Crisi energetica: Timpano (Un. Cattolica), “principi come la sobrietà dei consumi e il risparmio energetico dovremmo adottarli come stili di vita”

“Principi come la sobrietà dei consumi e il risparmio energetico dovremmo adottarli come stili di vita, perché tutti siamo ormai consapevoli che non possiamo più essere energivori come lo siamo stati finora. Tornare indietro dal benessere che abbiamo raggiunto non è semplice ma certi comportamenti di inefficienza nell’uso delle fonti energetiche non possiamo più permetterceli perché siamo un Paese che non ha fonti energetiche significative, non siamo indipendenti”. Lo afferma Francesco Timpano, ordinario di Politica economica presso la Facoltà di Economia dell’Università Cattolica del Sacro Cuore, sede di Piacenza, commentando in un’intervista al Sir quanto annunciato ieri dalla Commissione europea sulla riduzione della domanda di energia elettrica e i contenuti del Piano nazionale di contenimento dei consumi di gas naturale presentato una decina di giorni fa dal Governo.
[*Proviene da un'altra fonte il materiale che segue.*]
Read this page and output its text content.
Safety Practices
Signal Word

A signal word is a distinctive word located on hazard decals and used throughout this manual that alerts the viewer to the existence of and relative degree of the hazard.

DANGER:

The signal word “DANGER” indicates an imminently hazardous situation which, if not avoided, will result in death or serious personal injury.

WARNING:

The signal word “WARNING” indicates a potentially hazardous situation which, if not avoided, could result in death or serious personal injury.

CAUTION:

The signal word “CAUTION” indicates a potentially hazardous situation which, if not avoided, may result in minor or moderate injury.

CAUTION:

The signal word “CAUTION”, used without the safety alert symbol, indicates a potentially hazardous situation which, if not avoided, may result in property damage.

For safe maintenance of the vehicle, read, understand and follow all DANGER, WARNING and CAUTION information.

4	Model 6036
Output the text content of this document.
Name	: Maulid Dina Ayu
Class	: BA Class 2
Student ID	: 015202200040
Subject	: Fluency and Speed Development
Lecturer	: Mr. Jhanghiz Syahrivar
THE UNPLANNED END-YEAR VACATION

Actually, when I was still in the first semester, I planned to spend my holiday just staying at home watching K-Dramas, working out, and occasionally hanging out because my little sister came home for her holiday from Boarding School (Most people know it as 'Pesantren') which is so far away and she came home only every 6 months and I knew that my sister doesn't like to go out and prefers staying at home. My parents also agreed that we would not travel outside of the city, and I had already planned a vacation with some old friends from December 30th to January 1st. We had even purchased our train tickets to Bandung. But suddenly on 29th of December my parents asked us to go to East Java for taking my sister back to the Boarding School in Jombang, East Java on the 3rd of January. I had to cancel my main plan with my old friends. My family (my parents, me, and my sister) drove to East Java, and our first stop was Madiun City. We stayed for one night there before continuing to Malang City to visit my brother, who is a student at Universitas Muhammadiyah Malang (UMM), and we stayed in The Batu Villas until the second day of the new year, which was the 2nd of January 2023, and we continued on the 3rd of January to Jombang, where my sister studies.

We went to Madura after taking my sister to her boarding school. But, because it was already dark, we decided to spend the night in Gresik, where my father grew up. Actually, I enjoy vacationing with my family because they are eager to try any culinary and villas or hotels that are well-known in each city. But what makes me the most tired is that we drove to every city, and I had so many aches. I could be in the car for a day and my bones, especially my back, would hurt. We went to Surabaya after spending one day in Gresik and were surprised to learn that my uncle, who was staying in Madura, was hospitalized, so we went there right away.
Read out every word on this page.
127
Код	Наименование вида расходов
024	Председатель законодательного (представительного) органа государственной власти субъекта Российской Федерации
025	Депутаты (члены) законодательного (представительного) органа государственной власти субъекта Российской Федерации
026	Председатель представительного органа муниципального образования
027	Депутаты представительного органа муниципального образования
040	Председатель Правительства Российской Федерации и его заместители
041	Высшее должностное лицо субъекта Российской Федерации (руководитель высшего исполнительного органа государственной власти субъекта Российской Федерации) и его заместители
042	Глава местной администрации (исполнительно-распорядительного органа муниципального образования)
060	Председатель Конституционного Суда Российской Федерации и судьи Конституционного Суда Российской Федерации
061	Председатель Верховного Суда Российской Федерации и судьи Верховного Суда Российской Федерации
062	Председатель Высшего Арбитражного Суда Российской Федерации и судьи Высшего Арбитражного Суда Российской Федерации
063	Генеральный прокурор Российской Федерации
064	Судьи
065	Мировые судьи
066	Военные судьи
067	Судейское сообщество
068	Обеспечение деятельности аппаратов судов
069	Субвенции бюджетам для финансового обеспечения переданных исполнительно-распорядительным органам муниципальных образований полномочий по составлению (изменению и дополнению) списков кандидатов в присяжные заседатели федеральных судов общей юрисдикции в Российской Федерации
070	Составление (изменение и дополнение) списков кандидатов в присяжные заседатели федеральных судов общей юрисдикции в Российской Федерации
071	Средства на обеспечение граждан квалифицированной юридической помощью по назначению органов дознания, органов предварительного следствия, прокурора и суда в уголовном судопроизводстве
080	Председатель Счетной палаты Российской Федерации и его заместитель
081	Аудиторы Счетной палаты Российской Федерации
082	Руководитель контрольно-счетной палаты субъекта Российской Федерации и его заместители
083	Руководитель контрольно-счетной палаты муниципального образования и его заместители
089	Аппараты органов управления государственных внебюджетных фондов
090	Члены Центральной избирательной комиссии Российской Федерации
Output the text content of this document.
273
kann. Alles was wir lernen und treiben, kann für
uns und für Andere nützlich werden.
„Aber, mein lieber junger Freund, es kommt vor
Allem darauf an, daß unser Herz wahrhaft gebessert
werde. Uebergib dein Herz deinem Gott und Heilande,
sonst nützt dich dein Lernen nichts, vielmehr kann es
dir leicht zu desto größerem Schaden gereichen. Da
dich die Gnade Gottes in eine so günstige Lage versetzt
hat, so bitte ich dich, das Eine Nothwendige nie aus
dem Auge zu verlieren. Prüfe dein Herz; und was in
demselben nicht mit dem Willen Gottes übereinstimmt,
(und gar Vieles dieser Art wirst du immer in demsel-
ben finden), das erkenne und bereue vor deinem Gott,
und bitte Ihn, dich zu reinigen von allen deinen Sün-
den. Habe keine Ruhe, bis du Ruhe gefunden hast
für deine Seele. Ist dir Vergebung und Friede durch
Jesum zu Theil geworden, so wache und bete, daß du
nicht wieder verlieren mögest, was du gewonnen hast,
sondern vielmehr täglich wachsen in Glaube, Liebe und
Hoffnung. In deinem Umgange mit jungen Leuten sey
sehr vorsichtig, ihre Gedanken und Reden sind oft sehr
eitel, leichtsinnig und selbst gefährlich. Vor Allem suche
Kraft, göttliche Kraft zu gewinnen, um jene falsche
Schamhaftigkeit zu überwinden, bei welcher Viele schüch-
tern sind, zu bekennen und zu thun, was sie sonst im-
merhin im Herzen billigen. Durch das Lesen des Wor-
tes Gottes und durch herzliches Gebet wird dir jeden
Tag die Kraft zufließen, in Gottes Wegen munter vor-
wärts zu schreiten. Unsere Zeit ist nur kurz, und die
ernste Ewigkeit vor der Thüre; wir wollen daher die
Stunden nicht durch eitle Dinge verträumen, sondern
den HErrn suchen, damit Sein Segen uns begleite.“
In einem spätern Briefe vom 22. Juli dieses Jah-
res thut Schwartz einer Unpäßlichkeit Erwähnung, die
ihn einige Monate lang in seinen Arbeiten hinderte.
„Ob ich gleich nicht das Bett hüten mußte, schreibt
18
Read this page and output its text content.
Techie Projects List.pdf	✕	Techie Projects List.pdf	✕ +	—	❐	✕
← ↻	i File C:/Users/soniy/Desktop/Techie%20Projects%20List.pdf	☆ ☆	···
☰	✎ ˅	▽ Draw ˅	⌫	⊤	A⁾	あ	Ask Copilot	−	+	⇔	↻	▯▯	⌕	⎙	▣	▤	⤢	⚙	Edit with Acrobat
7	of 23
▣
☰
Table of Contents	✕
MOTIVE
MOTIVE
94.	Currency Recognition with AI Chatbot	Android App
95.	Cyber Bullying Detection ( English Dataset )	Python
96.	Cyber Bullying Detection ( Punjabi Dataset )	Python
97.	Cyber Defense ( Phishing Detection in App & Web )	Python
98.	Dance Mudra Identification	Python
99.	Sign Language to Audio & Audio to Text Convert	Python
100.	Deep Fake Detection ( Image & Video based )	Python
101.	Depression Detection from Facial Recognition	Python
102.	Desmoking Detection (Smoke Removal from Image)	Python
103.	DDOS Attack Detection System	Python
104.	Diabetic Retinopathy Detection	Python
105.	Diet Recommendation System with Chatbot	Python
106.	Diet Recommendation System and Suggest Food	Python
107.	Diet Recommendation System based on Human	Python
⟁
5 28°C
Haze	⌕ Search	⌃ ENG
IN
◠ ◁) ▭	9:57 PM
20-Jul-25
“Non dobbiamo dimenticare che – osserva il docente – uno degli strumenti per attuare la transizione energetica è fare risparmio ed efficienza energetici, in tutti i modi possibili. Il risparmio energetico è una reazione che famiglie ed imprese inevitabilmente applicheranno, anche perché con questi prezzi non si può fare altro. Già ora stiamo tutti più attenti ai consumi e questa, di per sé, è una bella notizia”. Ma, osserva, “sul risparmio energetico si sta facendo molta ironia”. Il riferimento è, per esempio, “a come è stato accolto quello che ha affermato il professor Parisi sulla cottura della pasta. In realtà, quello di cui abbiamo bisogno è una seria e maggiore informazione ai cittadini. In questo momento dare informazioni sul risparmio energetico è molto importante. Perché, inevitabilmente, questa è la prima linea di difesa che i consumatori hanno”. Timpano sottolinea poi l’importanza di “intervenire per scongiurare la povertà energetica”. “Fino a che riduciamo il superfluo – spiega – la cosa è assolutamente sensata, ma se qualcuno deve ridurre l’essenziale si creano disuguaglianze inaccettabili”. Infine, riconoscendo che “il Paese si è svenato per gli stoccaggi di gas”, il docente ritiene che “bisogna accelerare sull’autorizzazione dell’installazione dei pannelli fotovoltaici, quasi sempre bloccata da pastoie burocratiche locali. Bisogna velocizzare gli investimenti in rinnovabili, perché se riduciamo la quantità di gas da utilizzare per produrre energia riusciamo a servire il resto con meno difficoltà”.